И все увидели, как затравленным зверем мечется в пустом поле фигура немецкого солдата. Кто-то выстрелил ему вдогонку. Но он был так далеко, что автоматная очередь не достала его.
— Волков! — крикнул я. — А ну-ка, сними его.
Волков, человек немногословный и обстоятельный, поставил на сошки противотанковое ружье, прицелился и нажал спуск. Немец словно бы споткнулся, замер на мгновенье и рухнул, как подкошенный.
— И чего это ему удирать вздумалось, — недовольно проворчал Волков, направляясь в поле и увлекая за собой других.
— Чего, чего! — возразил ему Суханов. — Совесть нечиста, наверное… Вот чего.
— Совесть! — продолжал ворчливо Волков. — А ты видел, чтобы у фашистов совесть водилась?
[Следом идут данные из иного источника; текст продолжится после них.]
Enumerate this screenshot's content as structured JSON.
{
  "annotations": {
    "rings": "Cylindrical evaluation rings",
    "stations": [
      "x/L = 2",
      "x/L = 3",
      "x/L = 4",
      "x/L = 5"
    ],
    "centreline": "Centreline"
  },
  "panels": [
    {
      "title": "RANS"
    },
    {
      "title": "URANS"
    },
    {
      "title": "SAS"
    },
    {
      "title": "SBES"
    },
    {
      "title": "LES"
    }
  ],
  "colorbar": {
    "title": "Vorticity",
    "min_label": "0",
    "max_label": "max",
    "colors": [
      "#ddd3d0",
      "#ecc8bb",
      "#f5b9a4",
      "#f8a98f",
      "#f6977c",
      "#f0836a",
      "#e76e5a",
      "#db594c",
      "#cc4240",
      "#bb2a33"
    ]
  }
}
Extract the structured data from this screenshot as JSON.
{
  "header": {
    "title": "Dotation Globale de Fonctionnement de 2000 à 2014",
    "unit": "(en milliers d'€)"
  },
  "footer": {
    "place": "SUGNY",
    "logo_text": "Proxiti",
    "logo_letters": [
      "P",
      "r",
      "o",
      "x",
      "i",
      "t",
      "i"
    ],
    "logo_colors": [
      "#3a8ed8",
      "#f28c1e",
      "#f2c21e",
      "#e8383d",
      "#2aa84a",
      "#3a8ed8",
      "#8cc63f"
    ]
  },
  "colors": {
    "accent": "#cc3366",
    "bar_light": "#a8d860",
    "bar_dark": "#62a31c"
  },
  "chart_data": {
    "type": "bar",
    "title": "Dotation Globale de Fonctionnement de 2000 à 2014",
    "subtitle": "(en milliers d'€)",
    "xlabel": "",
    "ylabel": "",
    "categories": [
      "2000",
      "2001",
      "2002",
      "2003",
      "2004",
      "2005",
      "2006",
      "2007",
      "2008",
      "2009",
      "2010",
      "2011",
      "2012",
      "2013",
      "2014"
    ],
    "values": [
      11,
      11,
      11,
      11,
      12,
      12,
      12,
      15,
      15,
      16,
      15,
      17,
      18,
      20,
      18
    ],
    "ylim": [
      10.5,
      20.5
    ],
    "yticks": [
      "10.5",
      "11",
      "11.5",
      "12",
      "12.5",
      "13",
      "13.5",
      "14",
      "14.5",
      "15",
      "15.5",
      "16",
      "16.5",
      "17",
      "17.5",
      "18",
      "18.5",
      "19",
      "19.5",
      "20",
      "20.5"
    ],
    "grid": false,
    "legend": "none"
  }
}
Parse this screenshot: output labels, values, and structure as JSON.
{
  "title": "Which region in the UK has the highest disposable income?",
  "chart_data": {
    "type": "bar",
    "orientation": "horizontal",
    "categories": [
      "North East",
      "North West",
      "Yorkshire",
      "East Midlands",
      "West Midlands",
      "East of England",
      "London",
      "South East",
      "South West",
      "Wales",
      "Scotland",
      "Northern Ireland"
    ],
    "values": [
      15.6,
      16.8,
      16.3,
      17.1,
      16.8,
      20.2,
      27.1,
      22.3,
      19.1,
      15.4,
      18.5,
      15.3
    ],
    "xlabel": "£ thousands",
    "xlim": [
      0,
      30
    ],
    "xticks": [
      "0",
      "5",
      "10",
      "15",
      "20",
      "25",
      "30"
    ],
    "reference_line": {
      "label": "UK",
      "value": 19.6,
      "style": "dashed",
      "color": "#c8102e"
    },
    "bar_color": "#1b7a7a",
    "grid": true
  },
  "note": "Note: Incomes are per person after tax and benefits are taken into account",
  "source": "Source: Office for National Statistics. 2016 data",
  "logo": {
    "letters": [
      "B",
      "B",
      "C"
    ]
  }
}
Алексеенко присел возле немца на корточки.
— Братцы, а ведь он жив…
В отделении Алексеенко исполнял обязанности санитара. Но ему еще ни разу не доводилось показать себя на деле. Немец оказался его первым пациентом. Поэтому, наверное, и тряслись у нашего Алексеенко руки, когда он короткими крестьянскими пальцами, выпачканными в крови, неумело накладывал повязку.
Просвечивающиеся красноватые веки немца, опушенные белесыми выгоревшими ресницами, на секунду приоткрылись и тут же захлопнулись снова — совсем, как у куклы. Страх сковал его.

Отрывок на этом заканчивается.